The city itself comes across as a well-fleshed out character – from the infamous halogen lights to ghee-soaked paranthas from dhabas to clogged government hospitals and slums, it’s an immersive experience. Did you have a literary pilgrimage of sorts while writing the book despite having lived here for a time?

The contrast between the rich and poor has always fascinated me, and the way they co-exist, cheek-by-jowl in our cities. My own experiences in the long years in the city shaped the narrative, but I also made a few trips during which I specifically visited all the places described in the book.

I drove on the roads and figured out if the distances and times made sense. I walked the corridors of Safdarjung, and the posh private hospitals. I volunteered in the slums. I ate at the roadside eateries, and I visited the five-stars. I walked the malls, and traipsed beside the uncovered drains in the alleys. I needed to be part of the immediacy in order to create that experience in the book.

Damayanti Biswas at the book launch for You Beneath Your Skin on September 19, 2019. Photo: The Wire

The Delhi you present is also about the dark underside – from the homes of the most powerful to slum dwellers at the other end of the socio-economic ladder. 

I come from a family that got by on enough, but not more. As an NIFT alumni in my previous life, I used to visit underprivileged communities to supervise the embroidery and stitching work done there. My professional experience also included being around fashion ramps, lavish clothes and lifestyles. In Delhi, as in every big city, this contrast is a part of everyday existence for many – seeing all of it from the edges.

Having now volunteered with those who do not have enough for two square meals a day and been around those who would never have enough notwithstanding their oversized possessions, my work speaks of, and to, both.

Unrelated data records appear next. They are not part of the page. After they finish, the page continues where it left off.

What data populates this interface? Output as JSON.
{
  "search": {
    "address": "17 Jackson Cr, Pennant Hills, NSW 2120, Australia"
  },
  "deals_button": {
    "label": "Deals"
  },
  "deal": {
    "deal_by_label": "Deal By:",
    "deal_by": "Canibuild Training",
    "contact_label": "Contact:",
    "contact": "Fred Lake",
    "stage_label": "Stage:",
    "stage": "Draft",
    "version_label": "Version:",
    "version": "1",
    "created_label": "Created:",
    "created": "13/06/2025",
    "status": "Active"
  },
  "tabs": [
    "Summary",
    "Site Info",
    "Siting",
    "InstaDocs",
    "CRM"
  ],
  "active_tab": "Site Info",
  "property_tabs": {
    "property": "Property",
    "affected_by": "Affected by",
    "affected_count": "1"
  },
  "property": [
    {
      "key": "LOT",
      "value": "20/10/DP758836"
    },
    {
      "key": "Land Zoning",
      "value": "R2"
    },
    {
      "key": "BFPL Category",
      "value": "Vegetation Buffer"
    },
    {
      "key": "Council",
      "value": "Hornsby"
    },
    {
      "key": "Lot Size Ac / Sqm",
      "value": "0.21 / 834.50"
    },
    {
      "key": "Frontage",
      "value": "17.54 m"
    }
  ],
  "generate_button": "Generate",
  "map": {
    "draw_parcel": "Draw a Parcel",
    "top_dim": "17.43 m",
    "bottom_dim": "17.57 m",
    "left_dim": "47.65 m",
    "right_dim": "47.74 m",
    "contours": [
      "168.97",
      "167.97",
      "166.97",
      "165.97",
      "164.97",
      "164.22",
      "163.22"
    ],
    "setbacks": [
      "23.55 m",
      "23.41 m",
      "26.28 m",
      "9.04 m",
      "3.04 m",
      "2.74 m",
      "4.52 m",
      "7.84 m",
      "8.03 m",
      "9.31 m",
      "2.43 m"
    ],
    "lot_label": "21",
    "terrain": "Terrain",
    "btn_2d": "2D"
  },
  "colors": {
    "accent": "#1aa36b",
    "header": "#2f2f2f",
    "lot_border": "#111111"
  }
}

At the heart of the book are dysfunctional families. Did you have any particular inspiration to create such intertwined relationships?

Having left India many years back, I can see it from the outside and notice that complex family and societal dynamics are a part of who we are as people: we push for those we know, we work with them, we adopt and adapt.

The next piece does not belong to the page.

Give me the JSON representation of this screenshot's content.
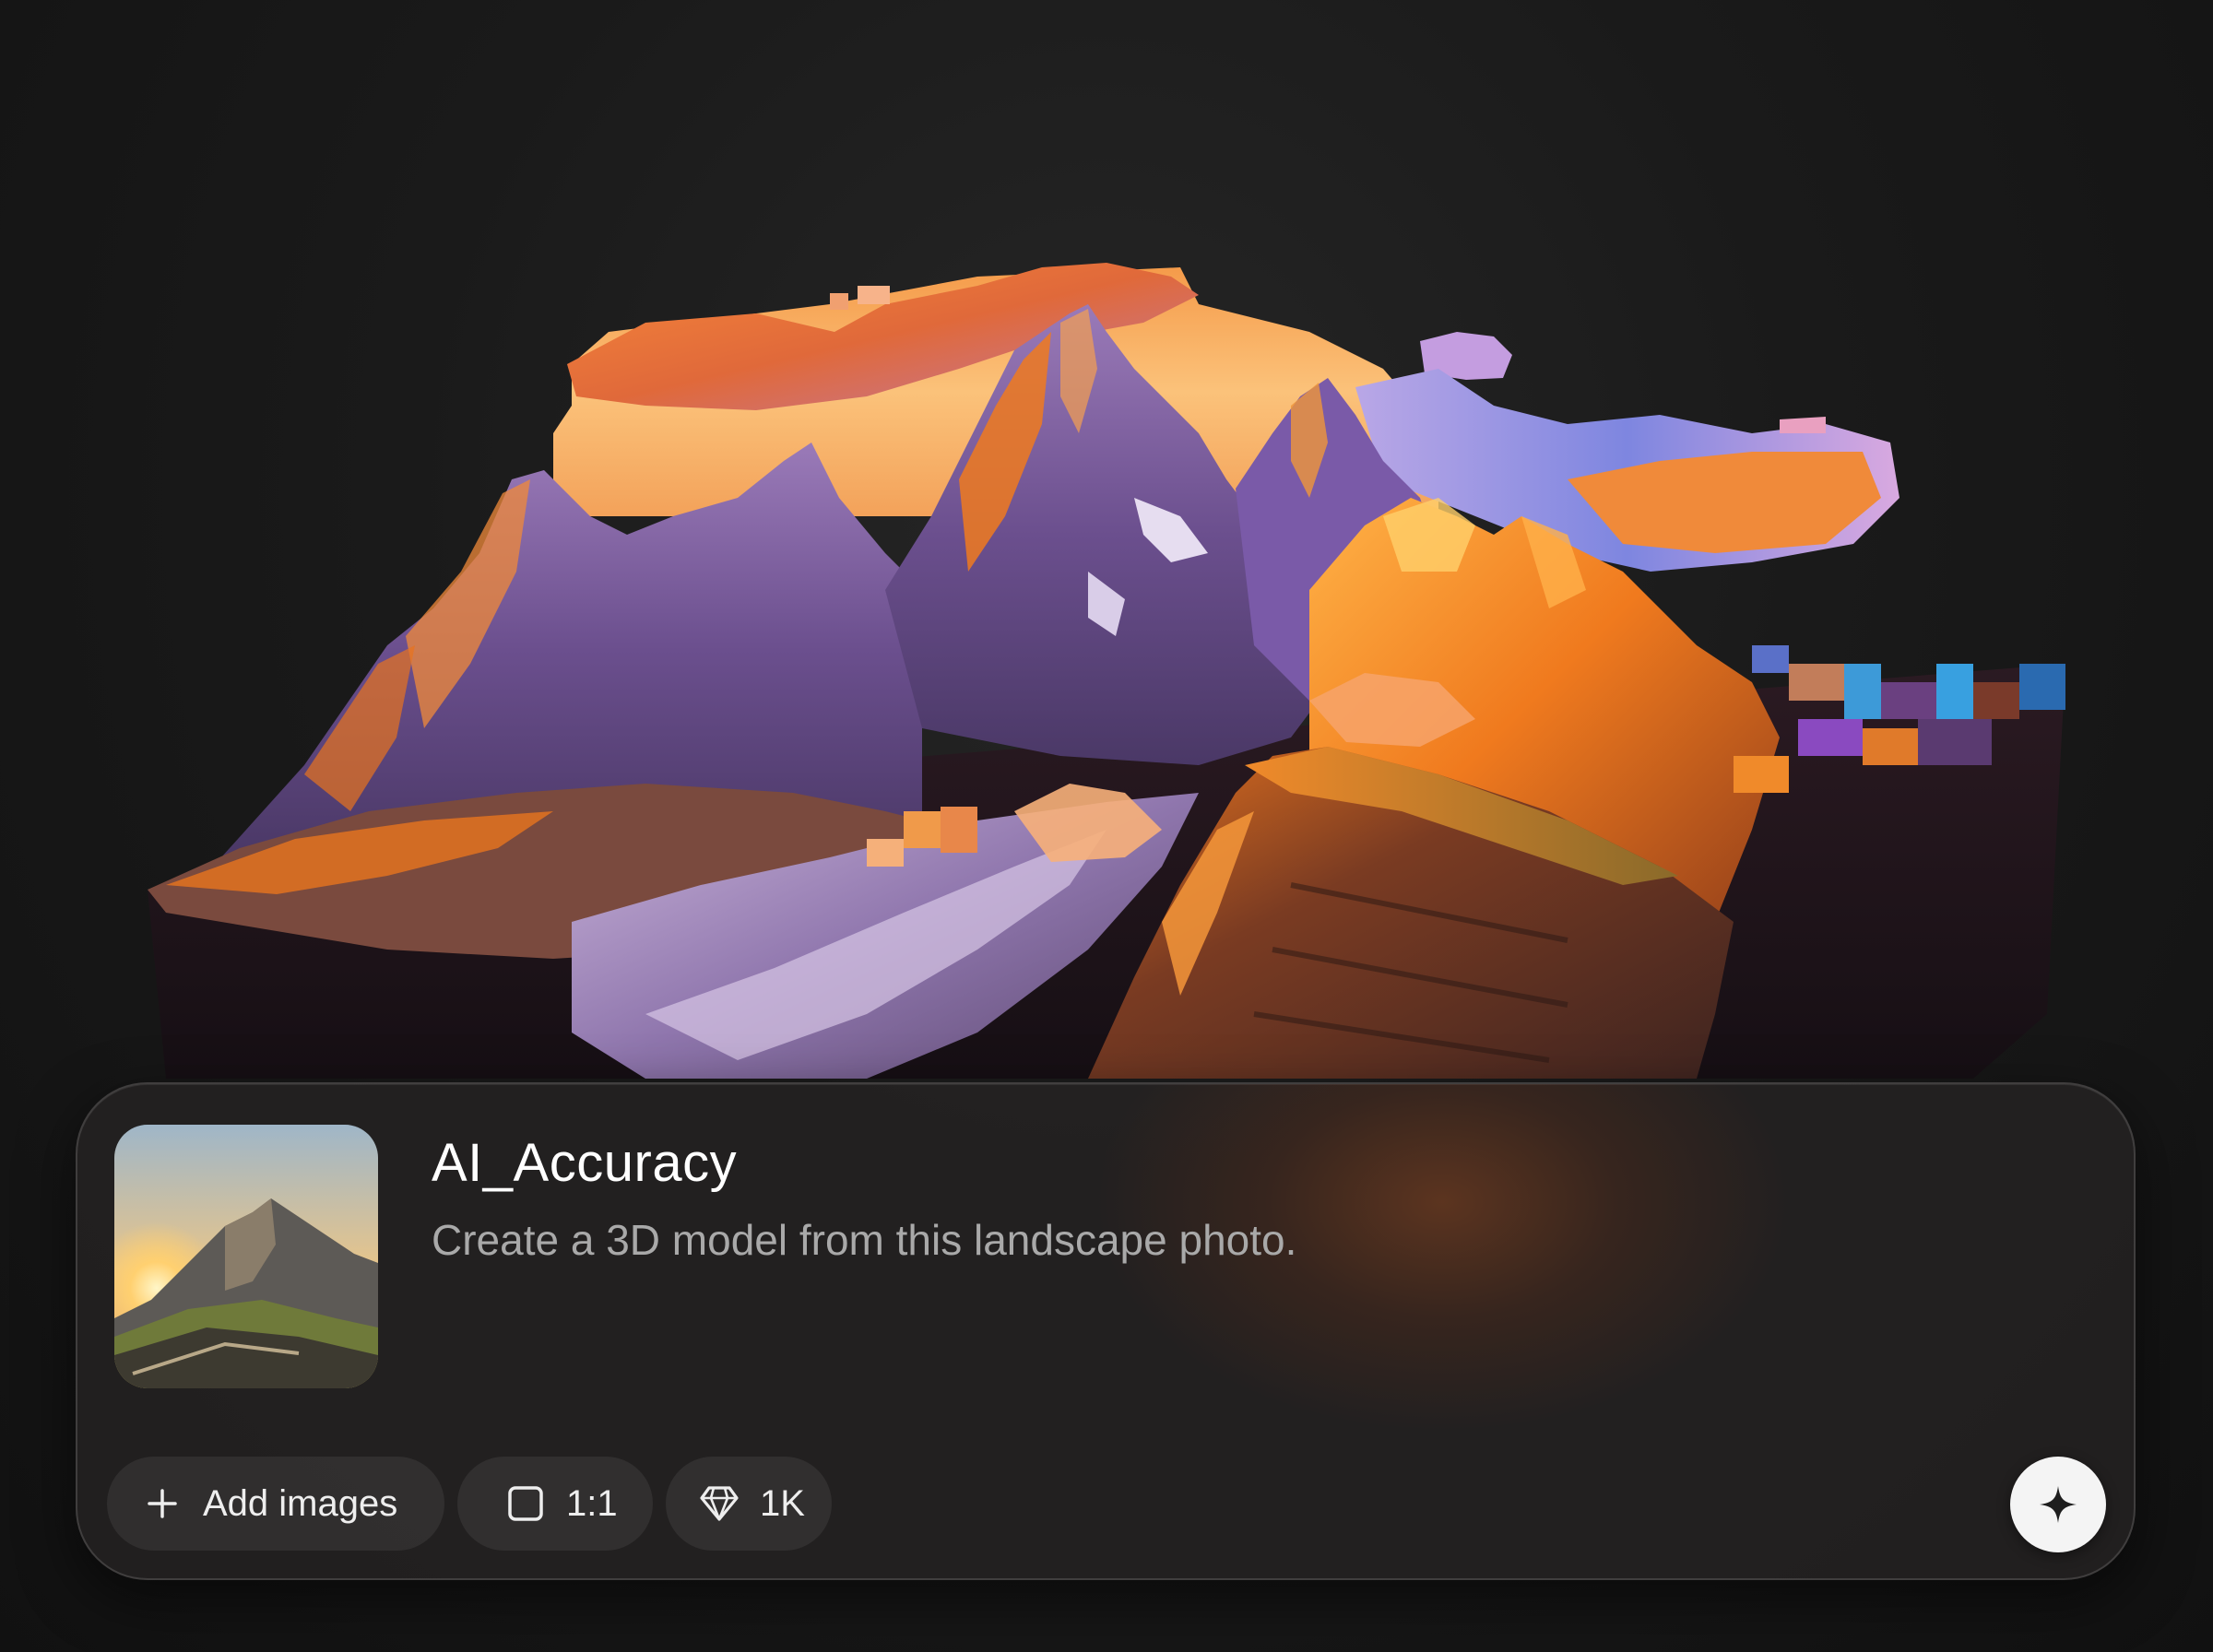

All families are dysfunctional in their own ways, even those that look perfect on the outside. We do not choose our families, but must do our best to maintain good relationships. In itself this creates a lot of tension, which is interesting for any writer.

In a crime story this tension is a goldmine – there are interesting possibilities between capability and recommendation, duty and affection, desire and convention. The complexity of the relationships and of the various stands weaving together is my attempt to present Delhi in as true a manner as possible.

Any other projects you’re working on now that readers should keep an eye out for?

I’m writing a crime novel set in Mumbai around the closure and reopening of dance bars in Mumbai. The protagonists are a bar girl, and a police officer, and of course, the terrible and glorious city of Mumbai.